Für viele gilt der Tod immer noch als Tabu. Andere widmen ihm ihr Berufsleben. An Vielfalt und Nachwuchs mangelt es Bestattungsinstituten nicht. Dafür vermisst der Berufsverband etwas anderes.

ANTENNE BAYERN ANTENNE BAYERN GmbH & Co. KG
Bundesausbildungszentrum der Bestatter Daniel Karmann/dpa

Münnerstadt (dpa) - Beschaulich und ruhig geht es in der nordbayerischen Kleinstadt Münnerstadt meist zu. Vielleicht ist Münnerstadt gerade deshalb ein wichtiger Ort für Bestattungsinstitute aus ganz Deutschland. Denn junge Menschen aus allen Teilen der Republik lernen hier den Beruf des Bestatters. Beziehungsweise der Bestatterin - denn mehr als die Hälfte der Azubis ist inzwischen weiblich, wie Stephan Neuser vom Bundesverband Deutscher Bestatter mit Sitz in Düsseldorf berichtet. Der Verband betreibt das Bundesausbildungszentrum der Bestatter in Unterfranken.

«Manche Menschen sind eher abgeschreckt, wenn ich von meiner Berufswahl erzähle. Andere finden es cool», sagt die 18-jährige Belinda Beck. Dass das Bestattungswesen ein Beruf für sie sein könnte, habe sie schon als Zwölfjährige gemerkt. «Als meine Uroma starb, fand ich es spannend, wie es nun weitergeht», erzählt Beck. Eine persönliche Verbindung zum Beruf hat auch Azubi-Kollege Nils Angerbauer. Schon sein Bruder sei Bestatter gewesen, die Mutter Seelsorgerin.

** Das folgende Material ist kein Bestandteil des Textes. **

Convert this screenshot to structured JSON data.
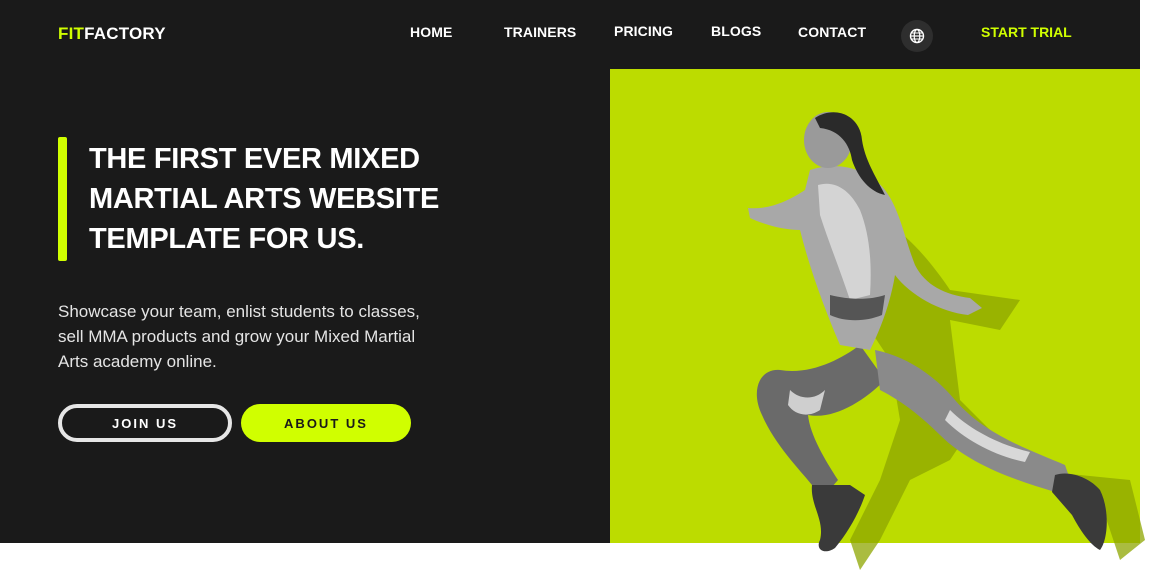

Von Sargausbau bis Eventmanagement

Manche der Azubis sitzen im Nadelstreifenanzug im Schulungsraum, andere mit Arbeitshose und Hoodie. Das passt zum Beruf, der extrem vielseitig ist. Handwerk gehört ebenso dazu wie Psychologie, Jura, Betriebswirtschaftslehre, medizinische Kenntnisse, Veranstaltungsorganisation und Kreativität.

Das zeigt sich auch im Ausbildungszentrum. Im Erdgeschoss befinden sich eine Werkstatt für Sargausbauten, ein Hygieneraum, in dem Leichen für Aufbahrungen hergerichtet werden, und eine kleine Kapelle. In der lernen die Azubis, wie sie das Ambiente für eine Trauerfeier passend zur Persönlichkeit des Gestorbenen dekorieren können. Etwa mit Requisiten, die ein Hobby veranschaulichen.

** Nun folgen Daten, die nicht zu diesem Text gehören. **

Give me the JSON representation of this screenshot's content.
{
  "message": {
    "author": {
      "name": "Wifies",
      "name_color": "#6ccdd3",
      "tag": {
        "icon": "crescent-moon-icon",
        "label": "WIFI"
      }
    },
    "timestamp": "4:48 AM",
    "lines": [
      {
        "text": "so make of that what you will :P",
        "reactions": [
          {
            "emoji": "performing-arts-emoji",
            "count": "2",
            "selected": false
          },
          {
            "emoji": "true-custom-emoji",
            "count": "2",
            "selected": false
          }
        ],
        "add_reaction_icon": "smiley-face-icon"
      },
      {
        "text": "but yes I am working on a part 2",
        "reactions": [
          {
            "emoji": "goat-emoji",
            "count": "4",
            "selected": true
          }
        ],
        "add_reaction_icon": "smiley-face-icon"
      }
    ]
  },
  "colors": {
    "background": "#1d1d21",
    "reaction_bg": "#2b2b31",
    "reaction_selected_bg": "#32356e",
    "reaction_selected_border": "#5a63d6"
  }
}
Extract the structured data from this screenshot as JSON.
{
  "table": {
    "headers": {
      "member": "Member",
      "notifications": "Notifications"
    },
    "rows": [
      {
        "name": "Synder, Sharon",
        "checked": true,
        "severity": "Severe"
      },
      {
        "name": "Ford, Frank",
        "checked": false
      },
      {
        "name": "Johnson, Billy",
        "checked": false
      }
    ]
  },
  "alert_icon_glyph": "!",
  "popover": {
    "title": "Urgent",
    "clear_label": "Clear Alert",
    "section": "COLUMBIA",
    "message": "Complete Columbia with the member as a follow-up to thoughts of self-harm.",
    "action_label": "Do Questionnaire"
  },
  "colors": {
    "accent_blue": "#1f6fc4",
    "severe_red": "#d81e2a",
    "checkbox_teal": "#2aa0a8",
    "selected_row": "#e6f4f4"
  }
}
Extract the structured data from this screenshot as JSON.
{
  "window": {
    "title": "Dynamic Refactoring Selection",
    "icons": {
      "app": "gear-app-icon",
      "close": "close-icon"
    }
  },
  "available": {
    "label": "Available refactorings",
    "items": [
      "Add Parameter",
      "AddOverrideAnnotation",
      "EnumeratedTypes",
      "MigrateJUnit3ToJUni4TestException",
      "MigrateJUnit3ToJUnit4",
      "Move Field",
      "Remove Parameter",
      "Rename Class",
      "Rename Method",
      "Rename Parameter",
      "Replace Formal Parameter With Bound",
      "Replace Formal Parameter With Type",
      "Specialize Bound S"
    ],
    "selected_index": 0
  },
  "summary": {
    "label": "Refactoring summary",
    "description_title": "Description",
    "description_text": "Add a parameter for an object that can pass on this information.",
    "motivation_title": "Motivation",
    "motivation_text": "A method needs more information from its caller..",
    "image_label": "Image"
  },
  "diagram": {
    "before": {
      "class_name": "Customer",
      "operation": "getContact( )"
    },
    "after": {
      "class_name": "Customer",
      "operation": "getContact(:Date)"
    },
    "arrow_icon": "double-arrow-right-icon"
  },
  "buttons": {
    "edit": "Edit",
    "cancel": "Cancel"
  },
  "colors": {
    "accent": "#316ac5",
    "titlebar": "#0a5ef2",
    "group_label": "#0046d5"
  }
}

Baggern üben auf dem Lehrfriedhof

In Seminarräumen im Obergeschoss erfahren die angehenden Bestatterinnen und Bestatter, wie sie ein Beratungsgespräch führen, was psychologisch bei Trauer passiert und was sie rechtlich zum Beispiel bei Überführungen in andere Länder beachten müssen.

Auch wie ein Bestattungsinstitut architektonisch und farblich eingerichtet werden kann, damit sich trauernde Angehörige wohlfühlen, wird thematisiert. Auf dem nahegelegenen Lehrfriedhof lernen die Azubis den Umgang mit einem Bagger. Denn mancherorts heben die Bestatterinnen und Bestatter die Gräber aus. Leichenbergung gehört ebenfalls zu den Ausbildungsinhalten.

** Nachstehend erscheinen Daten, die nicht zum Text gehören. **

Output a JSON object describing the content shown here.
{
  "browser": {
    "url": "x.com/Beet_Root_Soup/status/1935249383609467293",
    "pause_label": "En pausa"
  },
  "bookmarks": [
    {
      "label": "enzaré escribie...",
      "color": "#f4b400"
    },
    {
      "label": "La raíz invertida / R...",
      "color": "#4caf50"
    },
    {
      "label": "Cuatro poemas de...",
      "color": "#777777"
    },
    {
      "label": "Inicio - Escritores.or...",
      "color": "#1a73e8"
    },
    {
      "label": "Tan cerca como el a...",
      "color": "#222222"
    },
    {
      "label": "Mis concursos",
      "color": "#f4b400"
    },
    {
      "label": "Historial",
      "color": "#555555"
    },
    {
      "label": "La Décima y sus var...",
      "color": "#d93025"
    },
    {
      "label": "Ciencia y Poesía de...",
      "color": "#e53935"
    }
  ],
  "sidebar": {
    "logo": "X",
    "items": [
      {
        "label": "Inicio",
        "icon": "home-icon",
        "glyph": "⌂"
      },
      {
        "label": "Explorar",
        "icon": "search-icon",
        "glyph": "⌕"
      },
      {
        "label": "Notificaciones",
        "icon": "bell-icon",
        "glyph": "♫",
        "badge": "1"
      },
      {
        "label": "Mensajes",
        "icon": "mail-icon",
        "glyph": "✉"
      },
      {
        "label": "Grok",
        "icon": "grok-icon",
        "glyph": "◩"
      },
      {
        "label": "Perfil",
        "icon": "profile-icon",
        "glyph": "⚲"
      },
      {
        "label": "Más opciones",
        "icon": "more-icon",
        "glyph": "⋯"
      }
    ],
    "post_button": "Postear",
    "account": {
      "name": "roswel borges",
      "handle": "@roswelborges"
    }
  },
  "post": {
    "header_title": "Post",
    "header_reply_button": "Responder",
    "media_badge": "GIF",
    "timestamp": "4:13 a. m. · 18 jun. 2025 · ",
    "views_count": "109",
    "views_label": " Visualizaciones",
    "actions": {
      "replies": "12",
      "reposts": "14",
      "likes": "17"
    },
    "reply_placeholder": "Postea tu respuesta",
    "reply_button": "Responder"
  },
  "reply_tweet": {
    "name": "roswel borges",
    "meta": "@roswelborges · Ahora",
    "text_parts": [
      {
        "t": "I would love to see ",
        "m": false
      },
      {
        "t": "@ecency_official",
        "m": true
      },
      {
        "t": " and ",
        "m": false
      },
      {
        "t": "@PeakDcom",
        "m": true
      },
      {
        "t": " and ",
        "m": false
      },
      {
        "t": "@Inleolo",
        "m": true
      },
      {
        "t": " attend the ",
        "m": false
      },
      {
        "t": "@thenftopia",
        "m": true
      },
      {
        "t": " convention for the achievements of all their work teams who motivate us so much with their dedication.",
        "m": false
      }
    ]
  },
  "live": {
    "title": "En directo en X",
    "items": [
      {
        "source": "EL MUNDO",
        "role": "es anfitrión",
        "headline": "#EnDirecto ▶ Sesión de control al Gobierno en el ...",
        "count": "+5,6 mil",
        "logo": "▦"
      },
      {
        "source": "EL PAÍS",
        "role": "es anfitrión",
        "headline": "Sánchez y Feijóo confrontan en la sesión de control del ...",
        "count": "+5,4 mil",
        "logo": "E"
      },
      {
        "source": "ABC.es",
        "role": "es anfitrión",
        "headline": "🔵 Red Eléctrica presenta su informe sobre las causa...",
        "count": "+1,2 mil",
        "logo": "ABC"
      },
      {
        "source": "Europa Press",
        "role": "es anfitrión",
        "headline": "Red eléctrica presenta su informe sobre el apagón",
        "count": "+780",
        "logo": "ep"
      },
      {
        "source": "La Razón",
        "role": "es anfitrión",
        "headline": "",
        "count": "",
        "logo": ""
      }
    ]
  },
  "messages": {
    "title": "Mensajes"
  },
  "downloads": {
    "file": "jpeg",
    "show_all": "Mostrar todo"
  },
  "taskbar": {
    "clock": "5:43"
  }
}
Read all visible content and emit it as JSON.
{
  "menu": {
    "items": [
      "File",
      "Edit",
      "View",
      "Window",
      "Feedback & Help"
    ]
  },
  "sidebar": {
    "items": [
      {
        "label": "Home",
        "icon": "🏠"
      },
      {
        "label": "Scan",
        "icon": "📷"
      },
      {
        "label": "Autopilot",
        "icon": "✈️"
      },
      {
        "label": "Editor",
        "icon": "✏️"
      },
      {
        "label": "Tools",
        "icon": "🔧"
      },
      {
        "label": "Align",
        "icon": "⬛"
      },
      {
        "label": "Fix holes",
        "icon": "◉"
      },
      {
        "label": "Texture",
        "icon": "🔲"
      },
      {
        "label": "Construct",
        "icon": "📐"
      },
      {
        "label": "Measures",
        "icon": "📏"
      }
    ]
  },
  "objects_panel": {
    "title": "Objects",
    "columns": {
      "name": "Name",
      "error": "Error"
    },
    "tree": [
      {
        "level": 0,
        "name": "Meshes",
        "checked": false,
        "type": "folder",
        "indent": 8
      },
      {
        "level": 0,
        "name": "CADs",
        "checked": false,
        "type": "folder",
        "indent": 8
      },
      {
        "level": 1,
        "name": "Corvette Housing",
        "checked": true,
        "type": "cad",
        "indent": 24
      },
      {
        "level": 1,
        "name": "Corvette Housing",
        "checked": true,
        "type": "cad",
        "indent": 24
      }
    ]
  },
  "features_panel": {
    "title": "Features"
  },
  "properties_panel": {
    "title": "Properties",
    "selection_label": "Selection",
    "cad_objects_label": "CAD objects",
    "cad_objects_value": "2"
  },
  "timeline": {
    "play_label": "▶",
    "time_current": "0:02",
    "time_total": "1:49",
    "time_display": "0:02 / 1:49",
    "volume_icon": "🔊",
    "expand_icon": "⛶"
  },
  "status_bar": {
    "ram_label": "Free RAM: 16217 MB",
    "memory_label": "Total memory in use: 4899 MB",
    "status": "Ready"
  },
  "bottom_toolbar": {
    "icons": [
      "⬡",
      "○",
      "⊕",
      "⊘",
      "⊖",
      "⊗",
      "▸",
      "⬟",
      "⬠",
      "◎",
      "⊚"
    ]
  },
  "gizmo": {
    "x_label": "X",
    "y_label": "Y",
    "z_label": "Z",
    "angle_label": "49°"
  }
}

Auf verschiedene Religionen eingestellt sein

Bei den Azubis in der Werkstatt geht es nun ins Detail. «Die Löcher dürfen maximal 1,5 bis 2 Zentimeter Abstand haben», erklärt ein Ausbilder einer Gruppe junger Menschen. Sie stehen um einen Sarg, der noch mehr oder weniger im Rohbau ist. Gerade sollen die Löcher für die Sargdeckel-Schrauben angezeichnet werden. Zwar werden die Azubis die Särge später nicht unbedingt komplett selbst fertigen, aber sie mit Griffen oder Ausstaffierungen verfeinern und individuell anpassen.

Beruf ohne Nachwuchsmangel

Die Vielseitigkeit des Berufs ist laut Neuser vom Bundesverband Deutscher Bestatter ein Grund, weshalb es nicht an Nachwuchs mangelt. «Auch der häufig sehr persönliche Kontakt zu Angehörigen der Verstorbenen motiviert viele.» Dadurch erhielten Bestatter direktes Feedback zu ihrer Arbeit. 

Derzeit gibt es laut Verband etwa 1000 Auszubildende. Das Ausbildungszentrum soll noch deutlich vergrößert werden, um Nachfrage und Bedarf gerecht zu werden.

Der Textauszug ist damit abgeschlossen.